Now, these movies were not exactly your high-brow, art-house type of movie. Strictly Hollywood, and not even the cream of that rather curdled crop. No doubt they had wide distribution and popularity, but they were hardly Cannes candidates or Oscar nominees, or even blockbusters in any way. I was horrified to find myself even watching them.
However, I have remained grateful that she made me sit down and watch them, because now they are some of my favourite movies too.
The movies I’m talking about included Austin Powers: International Man of Mystery, So I Married an Axe Murderer, The Princess Bride, The Three Amigos, Throw Momma From the Train, movies like that. And now I’m grateful for being introduced to this motley crew because they just make me laugh.
In Austin Powers there’s a scene where our hero, escaping the clutches of Dr Evil, throws a door open and rushes into a room, only to be confronted with a mob of nasty Fembots (the ones with pistol barrels for nipples … I did say this was low-brow cinema). Initially alarmed, our hero thinks quickly, strips down to his underpants and does a dance to the sultry strains of I Touch Myself by the Divinyls. Eventually his raw animal magnetism overwhelms the Fembots and their heads explode. It cracks me up every single time I see it; proper tears in eyes, out of control belly heaves. Corny, crass, yep, but what a hoot.
On an overseas flight some years ago, in the days when the screen was up on the wall some distance from your seat and you listened through headphones, I watched a Mr Bean episode in which he goes to the dentist and ends up anaesthetising the dentist’s leg and having to do his own filling. That was the end of me. Other passengers, some of whom were watching the show themselves, turned around to look at me, I must have been laughing so hard, but I was helpless.
Further back, I remember laughing at Neddy Seagoon, Eccles and the rest of the Goons on the radio at midday every Saturday. And reading jokes in the Reader’s Digest’s Laughter is the Best Medicine section that would seem terribly tame now. Cartoons, plays, songs: the medium doesn’t matter. We can all remember things that used to make us laugh when we were young, and I hope we can all identify what makes us laugh as we get older and our tastes change.
Research demonstrates that laughter releases feel-good endorphins.

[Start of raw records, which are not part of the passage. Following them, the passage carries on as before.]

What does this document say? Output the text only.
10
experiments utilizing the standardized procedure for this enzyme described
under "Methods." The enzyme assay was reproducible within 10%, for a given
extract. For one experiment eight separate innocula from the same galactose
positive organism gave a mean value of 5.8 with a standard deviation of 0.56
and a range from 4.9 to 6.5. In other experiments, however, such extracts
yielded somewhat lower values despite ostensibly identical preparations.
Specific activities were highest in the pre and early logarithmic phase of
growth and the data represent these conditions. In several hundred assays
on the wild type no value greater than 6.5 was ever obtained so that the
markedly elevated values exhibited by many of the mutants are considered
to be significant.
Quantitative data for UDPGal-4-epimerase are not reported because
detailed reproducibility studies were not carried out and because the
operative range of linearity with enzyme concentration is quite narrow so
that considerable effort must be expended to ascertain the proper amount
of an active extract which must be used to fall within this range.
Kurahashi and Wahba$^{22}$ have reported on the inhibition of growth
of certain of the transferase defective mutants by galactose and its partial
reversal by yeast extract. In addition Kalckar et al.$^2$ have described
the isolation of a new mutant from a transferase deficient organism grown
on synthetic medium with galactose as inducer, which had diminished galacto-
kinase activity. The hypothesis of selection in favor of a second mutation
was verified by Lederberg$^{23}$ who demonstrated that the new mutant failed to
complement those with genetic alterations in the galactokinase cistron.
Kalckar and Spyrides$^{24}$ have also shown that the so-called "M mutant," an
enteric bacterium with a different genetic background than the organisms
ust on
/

It enhances oxygen uptake, relieves pain, balances blood pressure, and makes your digestion work at its optimum. It really is a natural tension release valve.

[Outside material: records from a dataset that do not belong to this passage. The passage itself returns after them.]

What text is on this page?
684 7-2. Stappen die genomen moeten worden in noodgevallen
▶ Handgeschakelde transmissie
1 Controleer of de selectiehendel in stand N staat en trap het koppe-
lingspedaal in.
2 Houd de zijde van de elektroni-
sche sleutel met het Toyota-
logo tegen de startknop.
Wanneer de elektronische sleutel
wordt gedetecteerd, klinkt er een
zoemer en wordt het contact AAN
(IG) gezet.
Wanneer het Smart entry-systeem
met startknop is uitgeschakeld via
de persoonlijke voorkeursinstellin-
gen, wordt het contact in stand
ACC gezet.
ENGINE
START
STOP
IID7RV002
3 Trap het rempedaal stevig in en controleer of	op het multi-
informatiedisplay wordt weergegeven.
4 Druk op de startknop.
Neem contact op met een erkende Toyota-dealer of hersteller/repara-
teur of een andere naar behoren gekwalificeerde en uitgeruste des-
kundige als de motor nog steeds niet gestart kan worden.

Maybe, best of all, laugh in company. Watching funny movies together is a good start, but what about sharing a joke or a funny story at the dinner table … you will greatly enhance your digestion rather than wrecking it by watching the news. Maybe try a laughing club, where people gather to do nothing but laugh; not at or about anything, they just laugh. We may find this idea a bit silly, but apparently it works because the body can’t tell the difference between natural and induced laughter.
The Gawler Foundation offers a list of funny movies and TV shows for people to watch to help with their management of life-threatening illness, because research has found that laughing increases our immune system surveillance and efficiency, as well as encouraging a positive outlook.
Laughter also promotes relaxation in general; the beneficial effects of laughing for just a few minutes can persist for some hours. You might improve your general attitude to life and, at the very least, sleep better. Laughter can also strengthen social bonds and relationships; sharing a catchphrase or remembered scene from a movie you both enjoyed can help get through the occasional tough times.
So if silly, slapstick humour makes you laugh so hard you have to rush to the toilet, don’t be ashamed; it could be saving your life.